To find the partial fractions of the expression \(\frac{1}{(x^2 + 9)(x^2 + 16)}\), we can follow these steps: ### Step 1: Set Up the Partial Fraction Decomposition We start by expressing the given fraction as a sum of simpler fractions: \[ \frac{1}{(x^2 + 9)(x^2 + 16)} = \frac{A}{x^2 + 9} + \frac{B}{x^2 + 16} \] where \(A\) and \(B\) are constants that we need to determine. ### Step 2: Clear the Denominator To eliminate the denominators, we multiply both sides by \((x^2 + 9)(x^2 + 16)\): \[ 1 = A(x^2 + 16) + B(x^2 + 9) \] ### Step 3: Expand the Right Side Now we expand the right-hand side: \[ 1 = Ax^2 + 16A + Bx^2 + 9B \] This simplifies to: \[ 1 = (A + B)x^2 + (16A + 9B) \] ### Step 4: Set Up the System of Equations Now we can equate the coefficients from both sides.
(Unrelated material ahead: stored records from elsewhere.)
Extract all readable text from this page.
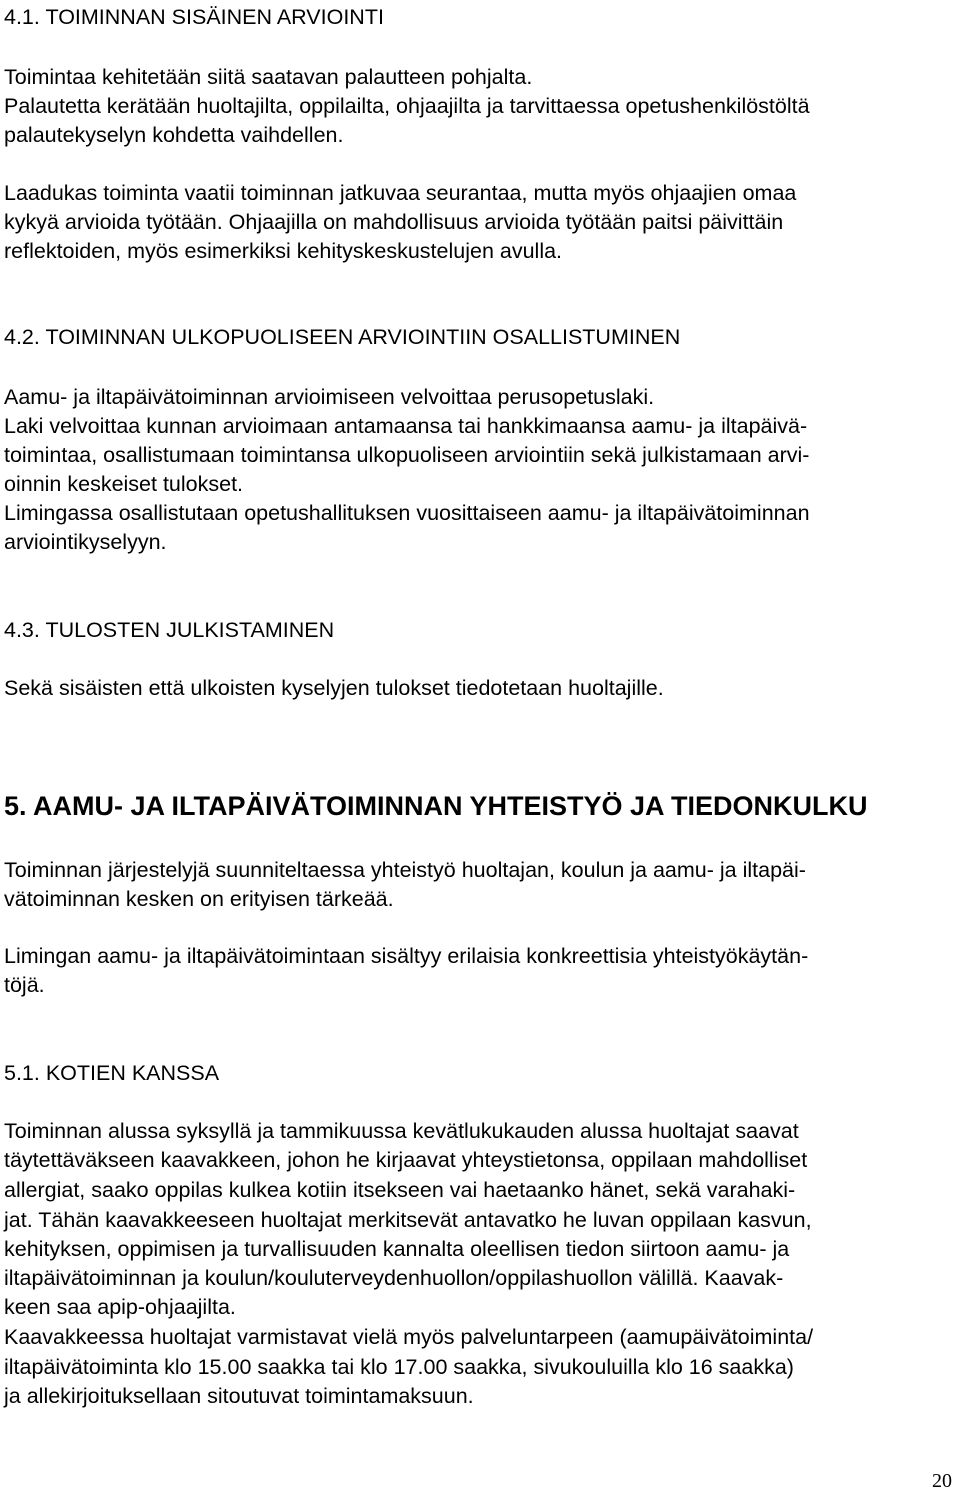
4.1. TOIMINNAN SISÄINEN ARVIOINTI

Toimintaa kehitetään siitä saatavan palautteen pohjalta.

Palautetta kerätään huoltajilta, oppilailta, ohjaajilta ja tarvittaessa opetushenkilöstöltä

palautekyselyn kohdetta vaihdellen.

Laadukas toiminta vaatii toiminnan jatkuvaa seurantaa, mutta myös ohjaajien omaa

kykyä arvioida työtään. Ohjaajilla on mahdollisuus arvioida työtään paitsi päivittäin

reflektoiden, myös esimerkiksi kehityskeskustelujen avulla.

4.2. TOIMINNAN ULKOPUOLISEEN ARVIOINTIIN OSALLISTUMINEN

Aamu- ja iltapäivätoiminnan arvioimiseen velvoittaa perusopetuslaki.

Laki velvoittaa kunnan arvioimaan antamaansa tai hankkimaansa aamu- ja iltapäivä-

toimintaa, osallistumaan toimintansa ulkopuoliseen arviointiin sekä julkistamaan arvi-

oinnin keskeiset tulokset.

Limingassa osallistutaan opetushallituksen vuosittaiseen aamu- ja iltapäivätoiminnan

arviointikyselyyn.

4.3. TULOSTEN JULKISTAMINEN

Sekä sisäisten että ulkoisten kyselyjen tulokset tiedotetaan huoltajille.

5. AAMU- JA ILTAPÄIVÄTOIMINNAN YHTEISTYÖ JA TIEDONKULKU

Toiminnan järjestelyjä suunniteltaessa yhteistyö huoltajan, koulun ja aamu- ja iltapäi-

vätoiminnan kesken on erityisen tärkeää.

Limingan aamu- ja iltapäivätoimintaan sisältyy erilaisia konkreettisia yhteistyökäytän-

töjä.

5.1. KOTIEN KANSSA

Toiminnan alussa syksyllä ja tammikuussa kevätlukukauden alussa huoltajat saavat

täytettäväkseen kaavakkeen, johon he kirjaavat yhteystietonsa, oppilaan mahdolliset

allergiat, saako oppilas kulkea kotiin itsekseen vai haetaanko hänet, sekä varahaki-

jat. Tähän kaavakkeeseen huoltajat merkitsevät antavatko he luvan oppilaan kasvun,

kehityksen, oppimisen ja turvallisuuden kannalta oleellisen tiedon siirtoon aamu- ja

iltapäivätoiminnan ja koulun/kouluterveydenhuollon/oppilashuollon välillä. Kaavak-

keen saa apip-ohjaajilta.

Kaavakkeessa huoltajat varmistavat vielä myös palveluntarpeen (aamupäivätoiminta/

iltapäivätoiminta klo 15.00 saakka tai klo 17.00 saakka, sivukouluilla klo 16 saakka)

ja allekirjoituksellaan sitoutuvat toimintamaksuun.

20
Since the left side has no \(x^2\) term, we have: 1. \(A + B = 0\) (coefficient of \(x^2\)) 2. \(16A + 9B = 1\) (constant term) ### Step 5: Solve the System of Equations From the first equation, we can express \(B\) in terms of \(A\): \[ B = -A \] Substituting \(B = -A\) into the second equation: \[ 16A + 9(-A) = 1 \implies 16A - 9A = 1 \implies 7A = 1 \implies A = \frac{1}{7} \] Now substituting \(A\) back to find \(B\): \[ B = -\frac{1}{7} \] ### Step 6: Write the Partial Fraction Decomposition Now that we have \(A\) and \(B\), we can write the partial fraction decomposition: \[ \frac{1}{(x^2 + 9)(x^2 + 16)} = \frac{1/7}{x^2 + 9} - \frac{1/7}{x^2 + 16} \] Factoring out \(\frac{1}{7}\): \[ = \frac{1}{7} \left( \frac{1}{x^2 + 9} - \frac{1}{x^2 + 16} \right) \] ### Final Answer Thus, the partial fractions of \(\frac{1}{(x^2 + 9)(x^2 + 16)}\) are: \[ \frac{1}{7} \left( \frac{1}{x^2 + 9} - \frac{1}{x^2 + 16} \right) \] ---